Frank Bongiorno concludes this issue with his 2023 Menzies Lecture, “Australia: A New Political Geography?”, which explores the recent transformation of the nation imagined by the first prime minister, Edmund Barton, into something that would likely have dismayed him and his fellow Federation founders. Barton believed there was nothing more natural than “a nation for a continent and a continent for a nation”. However, the pandemic reminded Australians that soft state borders can quickly turn hard, that differences between states still matter, and that state and territory governments remain embedded in everyday life in ways Australians have often overlooked or underestimated. The resurgence of Indigenous Australia, Bongiorno notes, has offered a different kind of challenge to conventional understandings of settler sovereignty and national space. Australians, settler and Indigenous, have received a crash course in a new political geography inhabited by dozens of First Nations peoples, each increasingly recognised by name and Country, and each with culture, language and stories it proudly calls its own.

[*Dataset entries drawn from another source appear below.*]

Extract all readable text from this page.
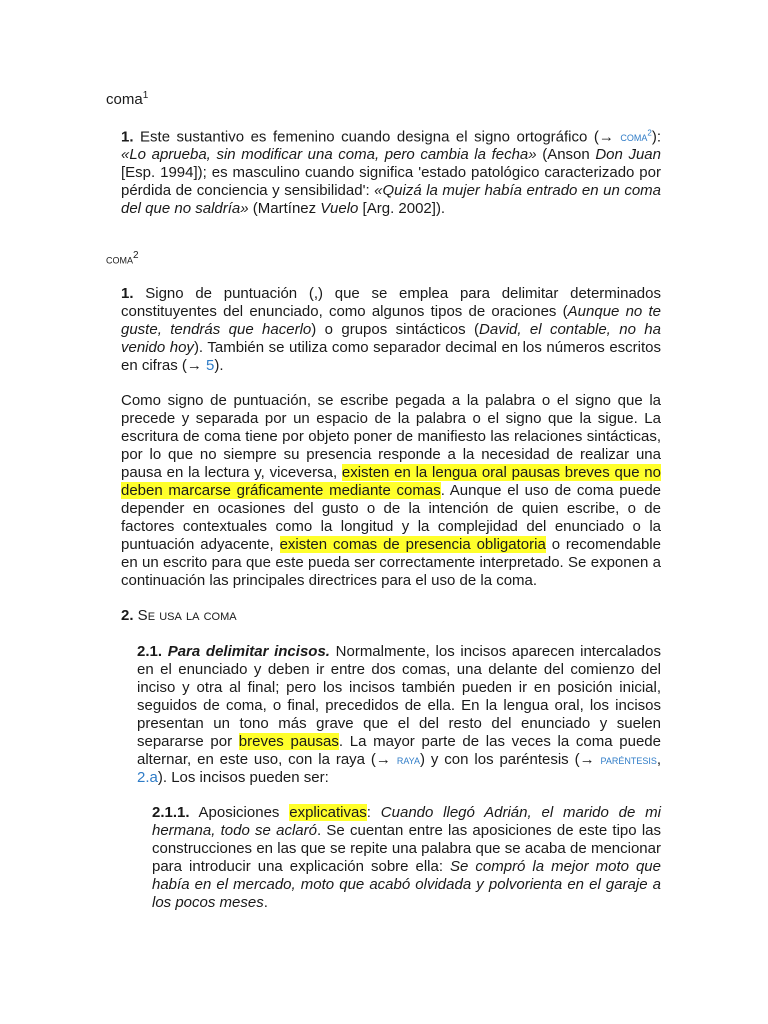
coma$^1$
1. Este sustantivo es femenino cuando designa el signo ortográfico (→ coma$^2$): «Lo aprueba, sin modificar una coma, pero cambia la fecha» (Anson Don Juan [Esp. 1994]); es masculino cuando significa 'estado patológico caracterizado por pérdida de conciencia y sensibilidad': «Quizá la mujer había entrado en un coma del que no saldría» (Martínez Vuelo [Arg. 2002]).
coma$^2$
1. Signo de puntuación (,) que se emplea para delimitar determinados constituyentes del enunciado, como algunos tipos de oraciones (Aunque no te guste, tendrás que hacerlo) o grupos sintácticos (David, el contable, no ha venido hoy). También se utiliza como separador decimal en los números escritos en cifras (→ 5).
Como signo de puntuación, se escribe pegada a la palabra o el signo que la precede y separada por un espacio de la palabra o el signo que la sigue. La escritura de coma tiene por objeto poner de manifiesto las relaciones sintácticas, por lo que no siempre su presencia responde a la necesidad de realizar una pausa en la lectura y, viceversa, existen en la lengua oral pausas breves que no deben marcarse gráficamente mediante comas. Aunque el uso de coma puede depender en ocasiones del gusto o de la intención de quien escribe, o de factores contextuales como la longitud y la complejidad del enunciado o la puntuación adyacente, existen comas de presencia obligatoria o recomendable en un escrito para que este pueda ser correctamente interpretado. Se exponen a continuación las principales directrices para el uso de la coma.
2. Se usa la coma
2.1. Para delimitar incisos. Normalmente, los incisos aparecen intercalados en el enunciado y deben ir entre dos comas, una delante del comienzo del inciso y otra al final; pero los incisos también pueden ir en posición inicial, seguidos de coma, o final, precedidos de ella. En la lengua oral, los incisos presentan un tono más grave que el del resto del enunciado y suelen separarse por breves pausas. La mayor parte de las veces la coma puede alternar, en este uso, con la raya (→ raya) y con los paréntesis (→ paréntesis, 2.a). Los incisos pueden ser:
2.1.1. Aposiciones explicativas: Cuando llegó Adrián, el marido de mi hermana, todo se aclaró. Se cuentan entre las aposiciones de este tipo las construcciones en las que se repite una palabra que se acaba de mencionar para introducir una explicación sobre ella: Se compró la mejor moto que había en el mercado, moto que acabó olvidada y polvorienta en el garaje a los pocos meses.
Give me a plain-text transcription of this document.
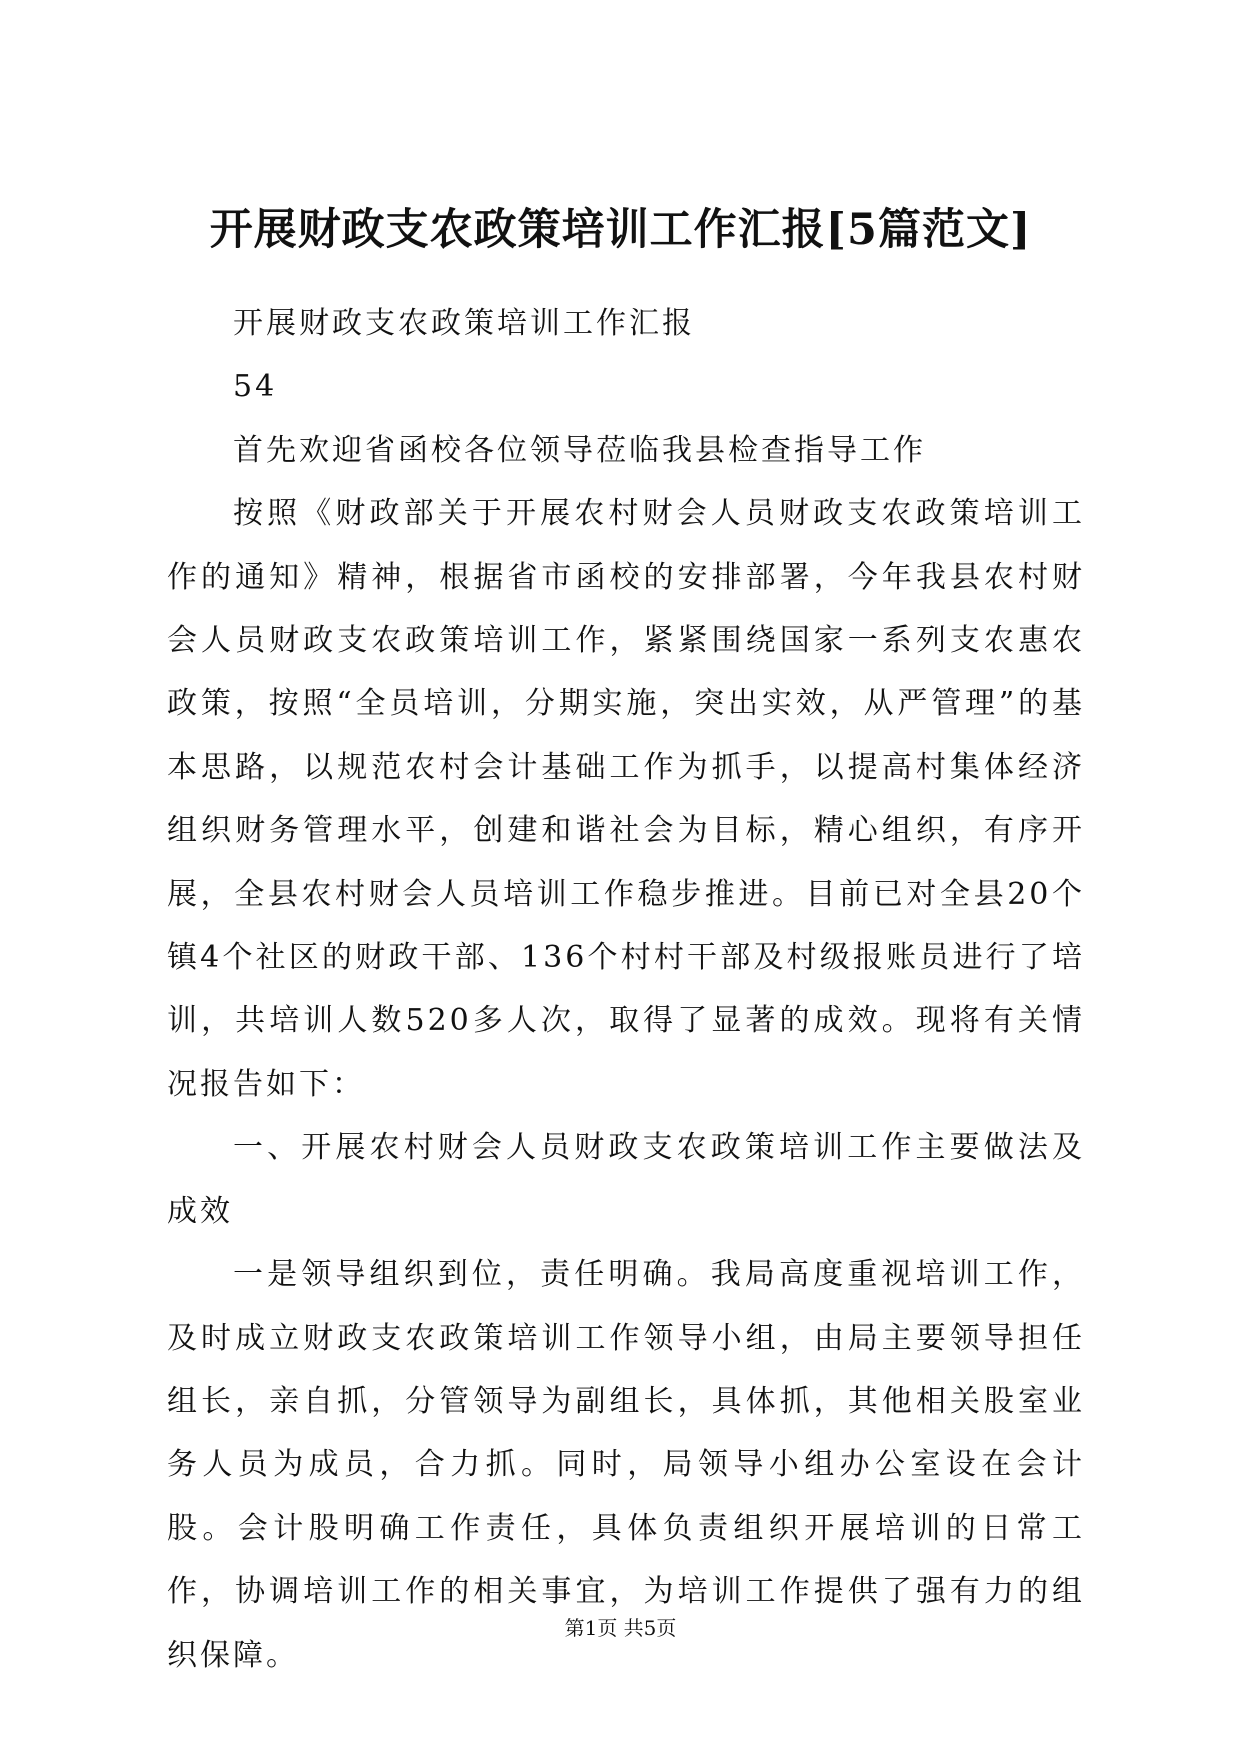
开展财政支农政策培训工作汇报[5篇范文]

开展财政支农政策培训工作汇报

54

首先欢迎省函校各位领导莅临我县检查指导工作

按照《财政部关于开展农村财会人员财政支农政策培训工作的通知》精神，根据省市函校的安排部署，今年我县农村财会人员财政支农政策培训工作，紧紧围绕国家一系列支农惠农政策，按照“全员培训，分期实施，突出实效，从严管理”的基本思路，以规范农村会计基础工作为抓手，以提高村集体经济组织财务管理水平，创建和谐社会为目标，精心组织，有序开展，全县农村财会人员培训工作稳步推进。目前已对全县20个镇4个社区的财政干部、136个村村干部及村级报账员进行了培训，共培训人数520多人次，取得了显著的成效。现将有关情况报告如下：

一、开展农村财会人员财政支农政策培训工作主要做法及成效

一是领导组织到位，责任明确。我局高度重视培训工作，及时成立财政支农政策培训工作领导小组，由局主要领导担任组长，亲自抓，分管领导为副组长，具体抓，其他相关股室业务人员为成员，合力抓。同时，局领导小组办公室设在会计股。会计股明确工作责任，具体负责组织开展培训的日常工作，协调培训工作的相关事宜，为培训工作提供了强有力的组织保障。

第1页 共5页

We thank Professor Bongiorno for this timely contribution to our final issue of the Journal of Australian Studies for 2023, a powerful collection of articles that is representative of the innovative scholarship and multivalent perspectives the journal aims to foster. We encourage you to dip into this issue, one that extends into the diverse spaces and concerns of contemporary Australian studies. Thanks, as usual, to our production manager, Amber Gwynne, and to our many authors, reviewers and other contributors for the crucial work that sustains our Australian studies community.